Defendant does not question the “substantial need” of continuing this action but argues that “at common law prior to the enactment of 28 U.S.C.A. § 780, the action would have abated” and that plaintiff has not complied therewith. Her counsel relies on two cases: Porter v. Goodwin, D.C., 68 F.Supp. 949, and Bowles v. Ohlhausen, D.C., 71 F.Supp. 199. The former case held only that the need for continuing the cause must be shown within the six months limitation. In the latter case, defendant moved to dismiss the action on the ground that it had expired. Chester Bowles resigned as Price Administrator on February 26, 1946, but counsel for the Office of Price Administration did not move to substitute Paul A. Porter as plaintiff until October 8, 1946. There was no order of enlargement. The court “with great reluctance” (71 F.Supp. at page 200) dismissed the action. In its opinion, the court made the following distinction:

“Abatement results only in the case of suits involving individual officers and the statute here involved relates only to such cases. Where suit is brought in the name of a board or other continuing agency, there is no abatement of suits when the membership of the board changes. 7 Cyclopaedia of Federal Procedure sec. 3219 (1943). Thus, had Congress entrusted the administration of the Emergency Price Control Act of 1942 to a Price Control Board, or had Congress required that suits on behalf of the United States to enforce tho act be brought by the Office of Price Administration rather than by the Administrator (50 U.S.C.A.Appendix, § 925(e), the problem of abatement of suits would not be presented. Or, had Congress provided in the act of 1899 that suits by government officers" would not abate but would be regarded as though brought in the name of the United States, the problem here presented, could likewise have been avoided.” 71 F.Supp. at page 200.

That case was decided by D.C.N.D.Ill. on April 10, 1947. A contrary conclusion was reached on April 9, 1947, in D.C.S.D.N.Y. by Bright, D. J., in Porter v. American Distilling Co., 71 F.Supp. 483, supra. He said:

“It also is argued, and I think most convincingly, that there could be no abatement here in view of the fact that this action is on behalf of the United States and in its behalf. Emergency Price Control Act, 50 U.S.C.A.Appendix, § 925(e). Regardless of who is named to carry on the functions, there is a continuing entity, a component of the Government. That being so there could be no abatement; the action of the Administrator, whoever is named, is not a personal one, but is one by virtue of his office. Thompson v. United States, 103 U.S. 480, 484, 26 L.Ed. 521. This would seem all the more so where the official was plaintiff. Bowers v. American Surety Co., 2 Cir., 30 F.2d 244, 246, 247, certiorari denied 279 U.S. 865, 49 S.Ct. 480, 73 L.Ed. 1003. See also opinion of Judge Hutchinson in Porter v. Maule, 5 Cir., 160 F.2d 1.” 71 F.Supp. at page 488.

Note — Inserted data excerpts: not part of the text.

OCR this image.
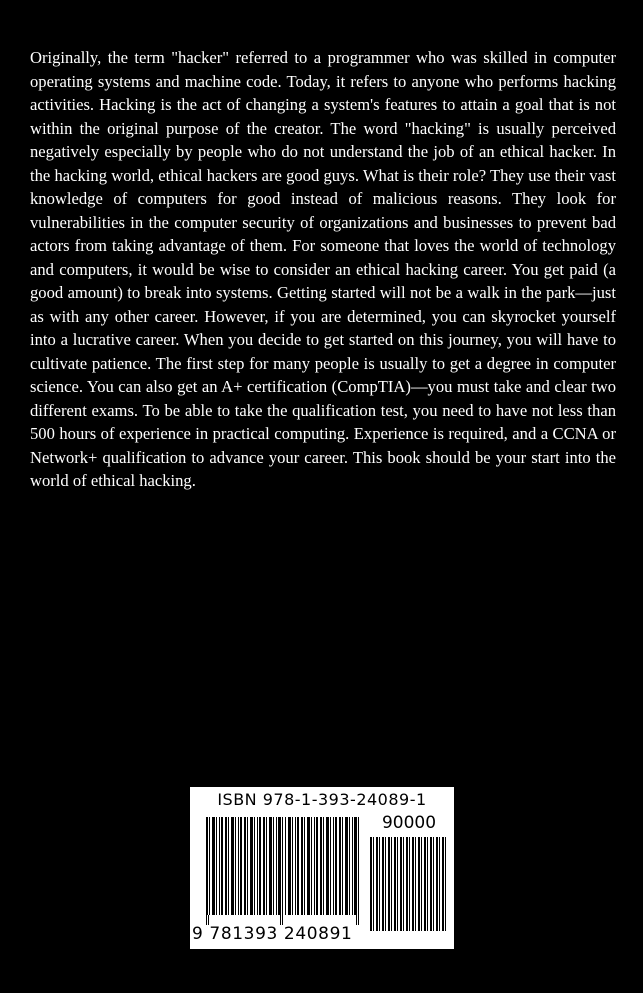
Originally, the term "hacker" referred to a programmer who was skilled in computer operating systems and machine code. Today, it refers to anyone who performs hacking activities. Hacking is the act of changing a system's features to attain a goal that is not within the original purpose of the creator. The word "hacking" is usually perceived negatively especially by people who do not understand the job of an ethical hacker. In the hacking world, ethical hackers are good guys. What is their role? They use their vast knowledge of computers for good instead of malicious reasons. They look for vulnerabilities in the computer security of organizations and businesses to prevent bad actors from taking advantage of them. For someone that loves the world of technology and computers, it would be wise to consider an ethical hacking career. You get paid (a good amount) to break into systems. Getting started will not be a walk in the park—just as with any other career. However, if you are determined, you can skyrocket yourself into a lucrative career. When you decide to get started on this journey, you will have to cultivate patience. The first step for many people is usually to get a degree in computer science. You can also get an A+ certification (CompTIA)—you must take and clear two different exams. To be able to take the qualification test, you need to have not less than 500 hours of experience in practical computing. Experience is required, and a CCNA or Network+ qualification to advance your career. This book should be your start into the world of ethical hacking.

ISBN 978-1-393-24089-1
90000
9 781393 240891
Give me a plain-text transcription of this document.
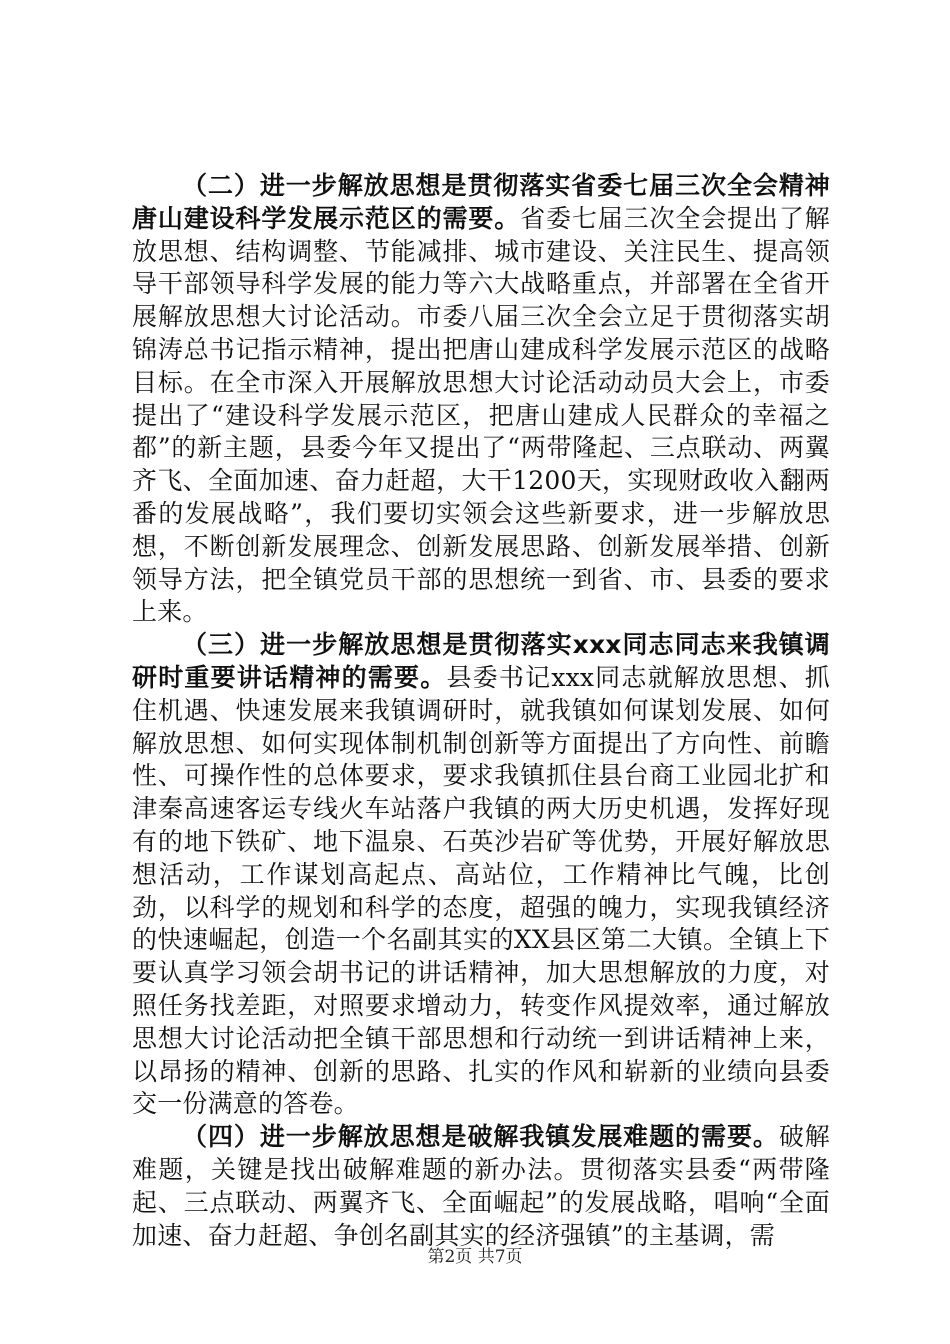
（二）进一步解放思想是贯彻落实省委七届三次全会精神唐山建设科学发展示范区的需要。省委七届三次全会提出了解放思想、结构调整、节能减排、城市建设、关注民生、提高领导干部领导科学发展的能力等六大战略重点，并部署在全省开展解放思想大讨论活动。市委八届三次全会立足于贯彻落实胡锦涛总书记指示精神，提出把唐山建成科学发展示范区的战略目标。在全市深入开展解放思想大讨论活动动员大会上，市委提出了“建设科学发展示范区，把唐山建成人民群众的幸福之都”的新主题，县委今年又提出了“两带隆起、三点联动、两翼齐飞、全面加速、奋力赶超，大干1200天，实现财政收入翻两番的发展战略”，我们要切实领会这些新要求，进一步解放思想，不断创新发展理念、创新发展思路、创新发展举措、创新领导方法，把全镇党员干部的思想统一到省、市、县委的要求上来。

（三）进一步解放思想是贯彻落实xxx同志同志来我镇调研时重要讲话精神的需要。县委书记xxx同志就解放思想、抓住机遇、快速发展来我镇调研时，就我镇如何谋划发展、如何解放思想、如何实现体制机制创新等方面提出了方向性、前瞻性、可操作性的总体要求，要求我镇抓住县台商工业园北扩和津秦高速客运专线火车站落户我镇的两大历史机遇，发挥好现有的地下铁矿、地下温泉、石英沙岩矿等优势，开展好解放思想活动，工作谋划高起点、高站位，工作精神比气魄，比创劲，以科学的规划和科学的态度，超强的魄力，实现我镇经济的快速崛起，创造一个名副其实的XX县区第二大镇。全镇上下要认真学习领会胡书记的讲话精神，加大思想解放的力度，对照任务找差距，对照要求增动力，转变作风提效率，通过解放思想大讨论活动把全镇干部思想和行动统一到讲话精神上来，以昂扬的精神、创新的思路、扎实的作风和崭新的业绩向县委交一份满意的答卷。

（四）进一步解放思想是破解我镇发展难题的需要。破解难题，关键是找出破解难题的新办法。贯彻落实县委“两带隆起、三点联动、两翼齐飞、全面崛起”的发展战略，唱响“全面加速、奋力赶超、争创名副其实的经济强镇”的主基调，需

第2页 共7页
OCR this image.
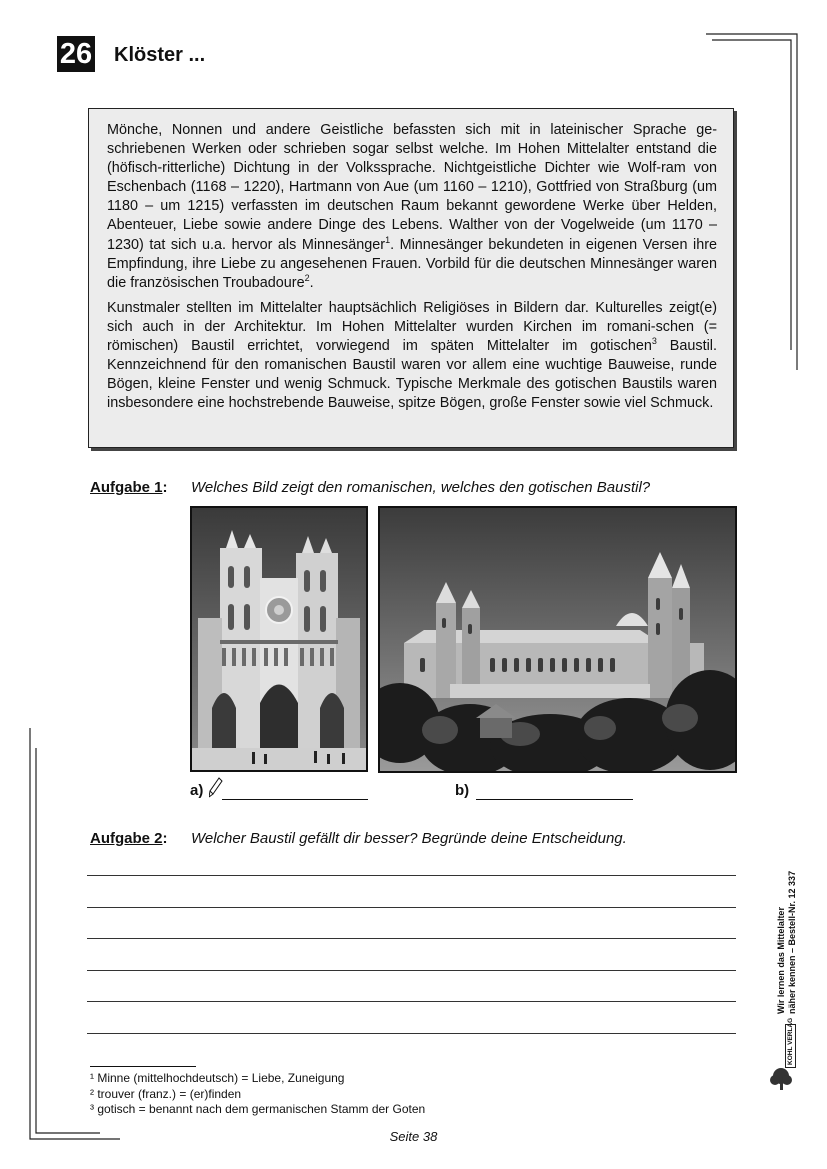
26 Klöster ...

Mönche, Nonnen und andere Geistliche befassten sich mit in lateinischer Sprache ge-schriebenen Werken oder schrieben sogar selbst welche. Im Hohen Mittelalter entstand die (höfisch-ritterliche) Dichtung in der Volkssprache. Nichtgeistliche Dichter wie Wolf-ram von Eschenbach (1168 – 1220), Hartmann von Aue (um 1160 – 1210), Gottfried von Straßburg (um 1180 – um 1215) verfassten im deutschen Raum bekannt gewordene Werke über Helden, Abenteuer, Liebe sowie andere Dinge des Lebens. Walther von der Vogelweide (um 1170 – 1230) tat sich u.a. hervor als Minnesänger$^1$. Minnesänger bekundeten in eigenen Versen ihre Empfindung, ihre Liebe zu angesehenen Frauen. Vorbild für die deutschen Minnesänger waren die französischen Troubadoure$^2$.

Kunstmaler stellten im Mittelalter hauptsächlich Religiöses in Bildern dar. Kulturelles zeigt(e) sich auch in der Architektur. Im Hohen Mittelalter wurden Kirchen im romani-schen (= römischen) Baustil errichtet, vorwiegend im späten Mittelalter im gotischen$^3$ Baustil. Kennzeichnend für den romanischen Baustil waren vor allem eine wuchtige Bauweise, runde Bögen, kleine Fenster und wenig Schmuck. Typische Merkmale des gotischen Baustils waren insbesondere eine hochstrebende Bauweise, spitze Bögen, große Fenster sowie viel Schmuck.

Aufgabe 1: Welches Bild zeigt den romanischen, welches den gotischen Baustil?
a)	b)
Aufgabe 2: Welcher Baustil gefällt dir besser? Begründe deine Entscheidung.
¹ Minne (mittelhochdeutsch) = Liebe, Zuneigung
² trouver (franz.) = (er)finden
³ gotisch = benannt nach dem germanischen Stamm der Goten
Wir lernen das Mittelalter näher kennen – Bestell-Nr. 12 337
KOHL VERLAG
Seite 38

In this latter case substitution was “sought either under § 780 of Title 28 U.S. C.A. or under Rule 25(d).” 71 F.Supp. at page 487.’ It does not appear when the motion for substitution was made but defendants objected to it on the ground that no “substantial need” was shown by the moving petitioner. 71 F.Supp. at page 487.

In the instant case, the order of enlargement was granted on May 29, 1947, within six months after the resignation of said Paul A. Porter. It related to all actions pending in this court in which he had appeared as plaintiff. Before the expiration of the time set by this order, plaintiff’s attorney specified the instant cause.

Plaintiff’s motion to substitute Frank R. Creedon, Housing Expediter, as party plaintiff, in place and stead of Paul A. Porter, Price Administrator, is therefore granted.